Maritza Quiroz: la prima donna defensora dei diritti umani assassinata in Colombia nel 2019

il: 16 Gennaio 2019

La leader Maritza Isabel Quiroz Leiva è la prima donna attivista assassinata nel 2019 in Colombia. Faceva parte della Mesa de Participación de Víctimas per la regione del Magdalena. Era una “richiedente terra”, un’esponente del movimento contadino che sta reclamando – così come previsto dagli Accordi di Pace siglati nel 2016 fra Governo colombiano e movimento guerrigliero FARC -EP – le terre che la guerra colombiana ha loro levato attraverso massicce operazioni di sfollamento forzato.

Maritza era madre di quattro figli, in prima linea da sempre per la difesa dei diritti della popolazione afrodiscendente del Caribe colombiano e per le donne vittime di sfollamento forzato. Secondo le ricostruzioni, è stata freddata a colpi di pistola mentre era nella sua fattoria, nella vereda San Isidro, insieme al figlio di 22 anni. Ha aperto la porta e le hanno sparato, con due colpi è caduta a terra. Maritza, la prima donna leaderessa ammazzata nel 2019. Ma ad oggi sono già nove i referenti di movimenti e comunità caduti in maniera violenta in Colombia in queste prime due settimane dell’anno.
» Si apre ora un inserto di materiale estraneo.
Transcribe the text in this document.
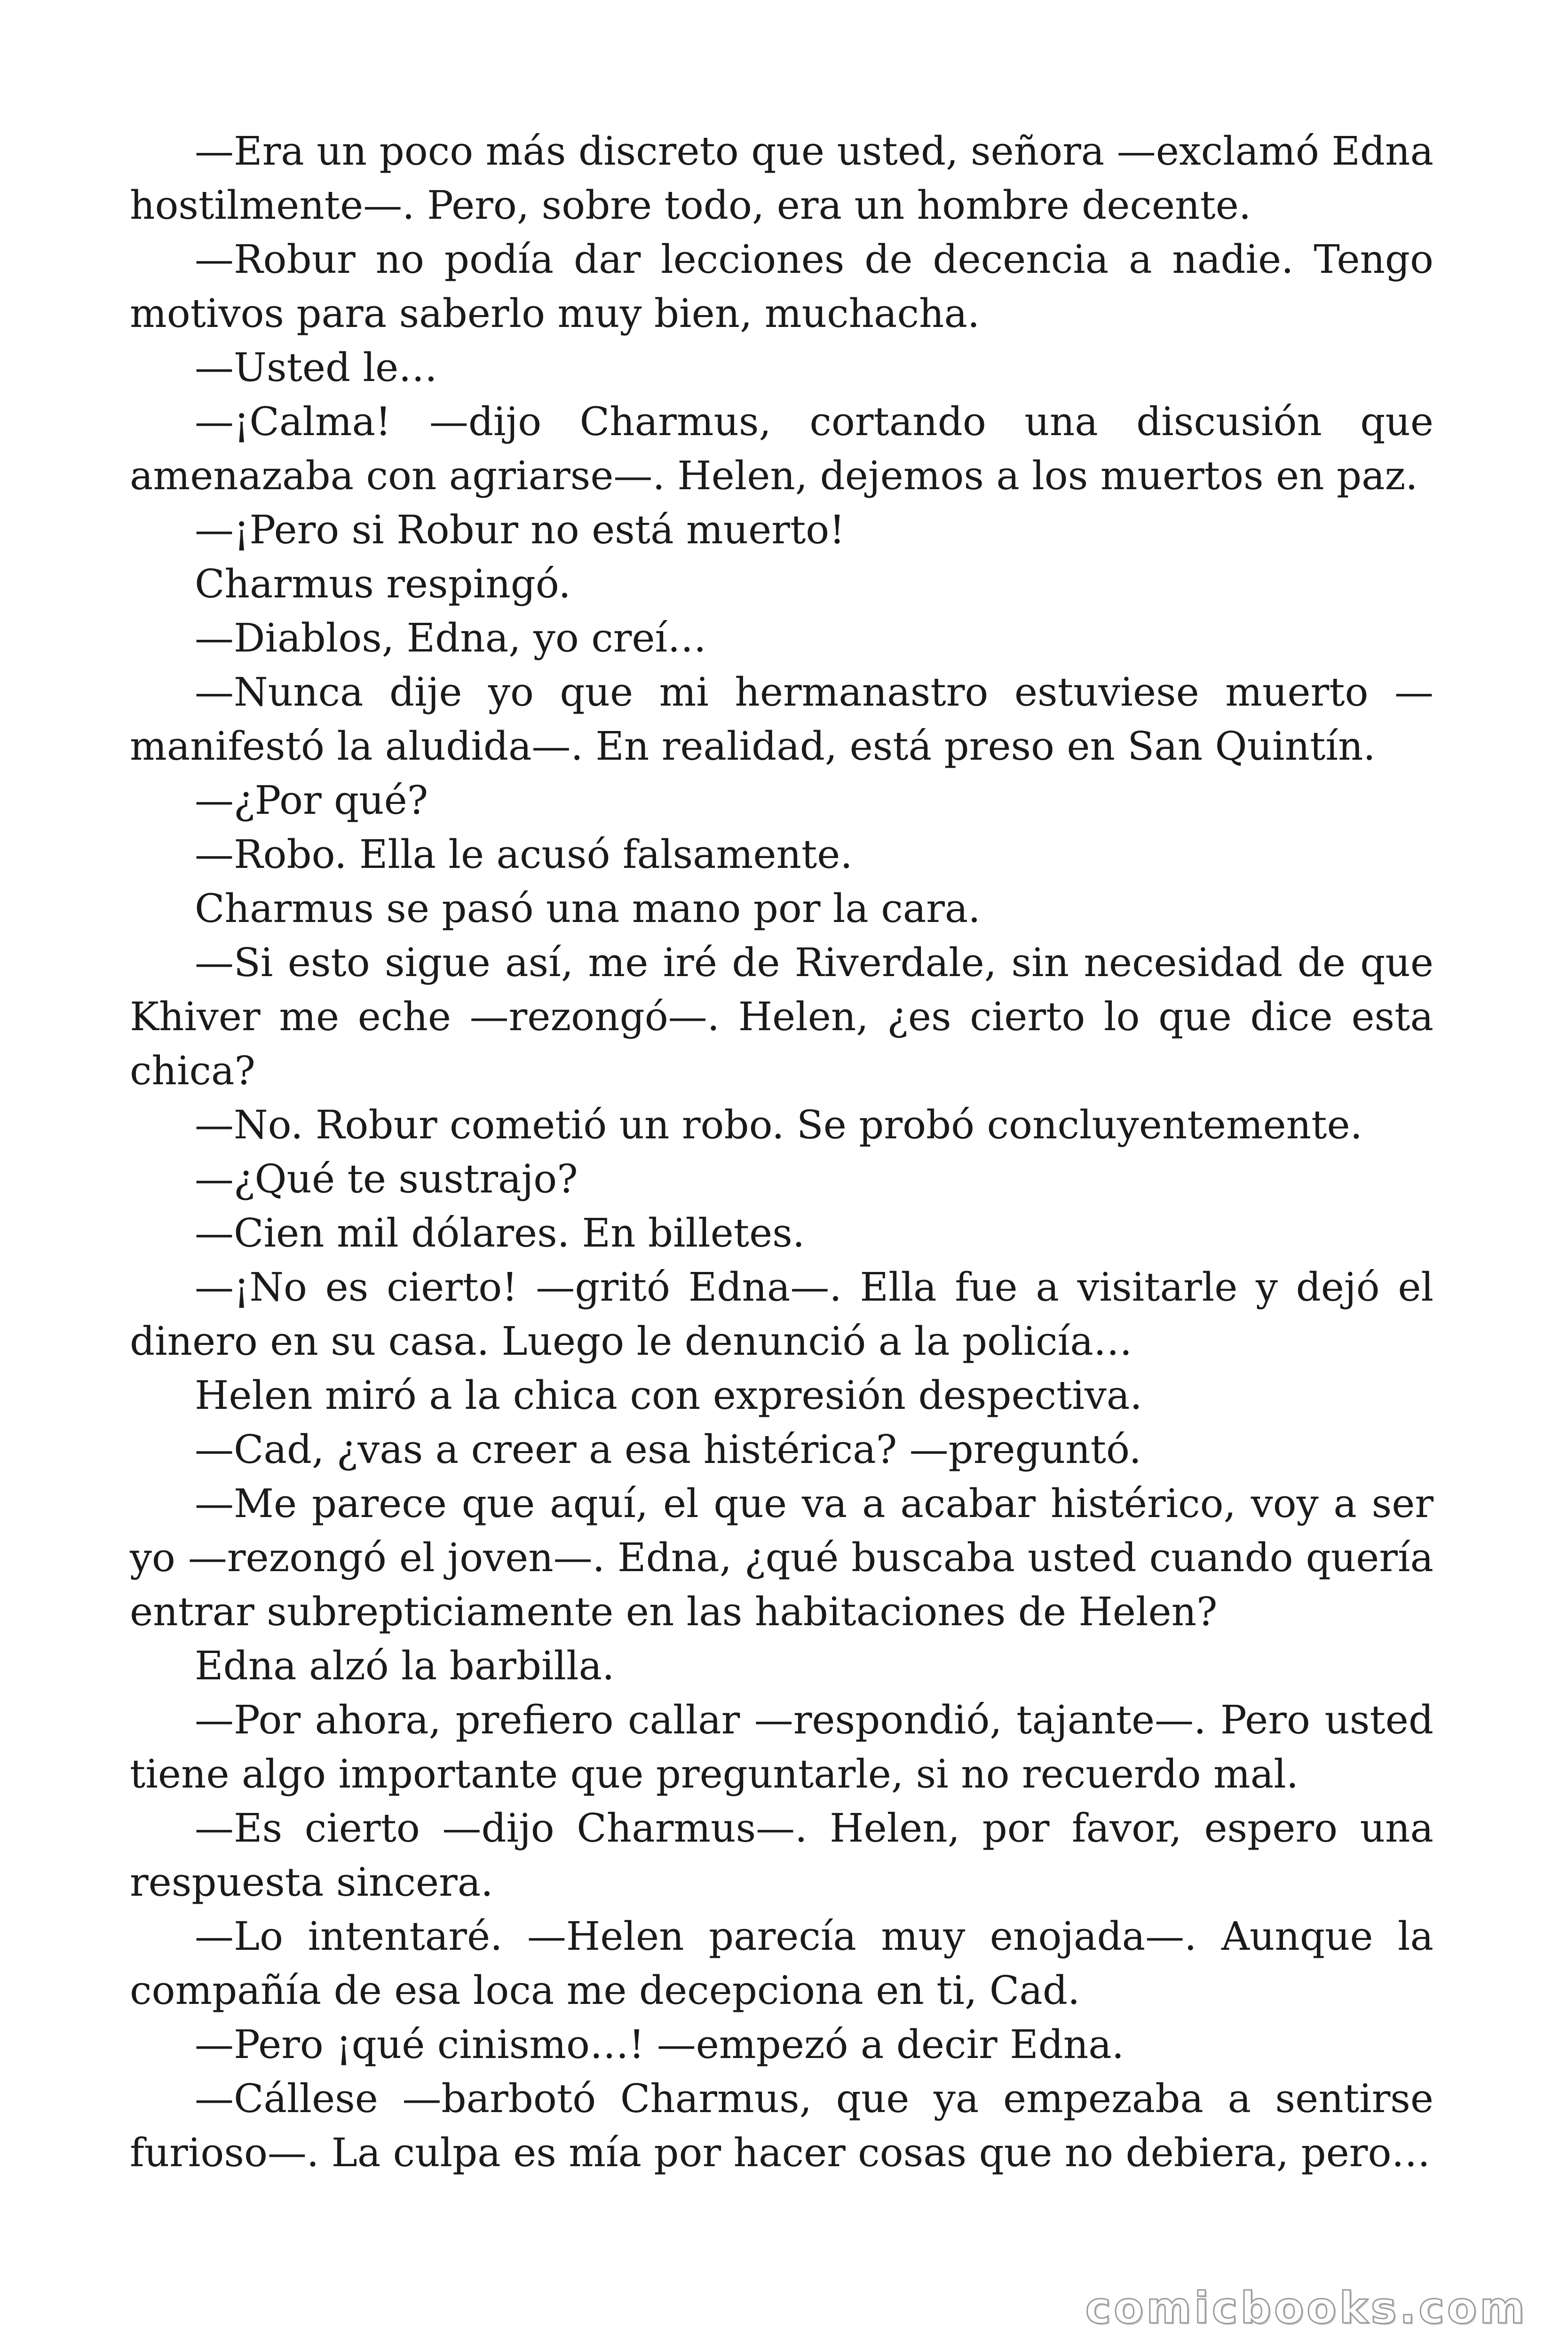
—Era un poco más discreto que usted, señora —exclamó Edna hostilmente—. Pero, sobre todo, era un hombre decente.

—Robur no podía dar lecciones de decencia a nadie. Tengo motivos para saberlo muy bien, muchacha.

—Usted le…

—¡Calma! —dijo Charmus, cortando una discusión que amenazaba con agriarse—. Helen, dejemos a los muertos en paz.

—¡Pero si Robur no está muerto!

Charmus respingó.

—Diablos, Edna, yo creí…

—Nunca dije yo que mi hermanastro estuviese muerto —manifestó la aludida—. En realidad, está preso en San Quintín.

—¿Por qué?

—Robo. Ella le acusó falsamente.

Charmus se pasó una mano por la cara.

—Si esto sigue así, me iré de Riverdale, sin necesidad de que Khiver me eche —rezongó—. Helen, ¿es cierto lo que dice esta chica?

—No. Robur cometió un robo. Se probó concluyentemente.

—¿Qué te sustrajo?

—Cien mil dólares. En billetes.

—¡No es cierto! —gritó Edna—. Ella fue a visitarle y dejó el dinero en su casa. Luego le denunció a la policía…

Helen miró a la chica con expresión despectiva.

—Cad, ¿vas a creer a esa histérica? —preguntó.

—Me parece que aquí, el que va a acabar histérico, voy a ser yo —rezongó el joven—. Edna, ¿qué buscaba usted cuando quería entrar subrepticiamente en las habitaciones de Helen?

Edna alzó la barbilla.

—Por ahora, prefiero callar —respondió, tajante—. Pero usted tiene algo importante que preguntarle, si no recuerdo mal.

—Es cierto —dijo Charmus—. Helen, por favor, espero una respuesta sincera.

—Lo intentaré. —Helen parecía muy enojada—. Aunque la compañía de esa loca me decepciona en ti, Cad.

—Pero ¡qué cinismo…! —empezó a decir Edna.

—Cállese —barbotó Charmus, que ya empezaba a sentirse furioso—. La culpa es mía por hacer cosas que no debiera, pero…

comicbooks.com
A guardare le foto di questa donna minuta, vecchia come una donna contadina che ha lottato tutta la vita può essere a sessant’anni, ci si chiede come possa essere possibile una violenza così cieca: ma com’è stato possibile che ammazzassero Berta Caceres sotto gli occhi del mondo, o il sorriso di Marielle Franco in Brasile? C’è evidentemente in gioco altro, troppo lontano dall’umanità, troppo feroce perchè possa essere compreso. Ma che deve essere combattuto.

La polizia cade dalle nuvole, afferma che non erano arrivate segnalazioni di pericolo verso la persona di Maritza. La Corte Constitucional invece aveva richiesto con insistenza l’anno scorso una qualche protezione speciale per l’incolumità di questa donna sessantenne, piccola e forte, perchè erano note le minacce di cui era oggetto. Aveva una storia complicata, Maritza, come tanti defensores colombiani e come quasi tutti gli afrodiscendenti: era dovuta scappare dal suo villaggio di origine, Palmor, nella Sierra Nevada, perchè le avevano ammazzato il marito. Era sfollata con i figli nel quartiere de Las Malvinas a Santa Marta. Ma era una donna che amava stare nella natura: con una certa regolarità se ne andava nella piccola finca che le era stata data dal governo da condividere con altre donne vittime della violenza, e dove è morta. Aveva sessant’anni, ed era riuscita a far studiare i suoi figli.

Sono molti i messaggi di indignazione e cordoglio che dal 5 gennaio – il giorno dell’assassinio di Maritza – sono arrivati da ogni parte della Colombia

QUI IL COMUNICATO CONGIUNTO DELLA RED NACIONAL
DE MUJERES DEFENSORAS

Dal 24 novembre 2016, secondo il ricercatore del Centro de Investigación y Educación –Cinep Federico Giraldo, sono stati 31 i morti ammazzati nella regione caribena perchè esponenti di movimenti per la difesa dei diritti umani ed ambientali

Victoria Sandino , rappresentante delle donne fariane (ex guerrigliere delle FARC -EP) e protagonista della costruzione degli Accordi di Pace, a proposito dell’uccisione di maritza Quiroz ha scritto in un tweet: ” Stiamo continuando a contare i morti mentre lo Stato e le sue istituzioni ignorano nella maniera più fredda il massacro che si sta compiendo ai danni del popolo”

Victoria Sandino ( a dx) mentre partecipa agli accordi di pace a Cuba nel 2016

Molte le voci che si levano critiche verso il governo del neopresidente della Repubblica Ivan Duque, che lo accusano di non tenere sufficientemente conto della tragedia che la Colombia e le ed i difensori di diritti umani stanno vivendo, mentre le cifre che incrociano i dati della defensoria del Pueblo, dell’Onu e del movimento politico Marcha Patriotica, parlano di almeno 400 leader asassinati dalla firma degli accordi di pace.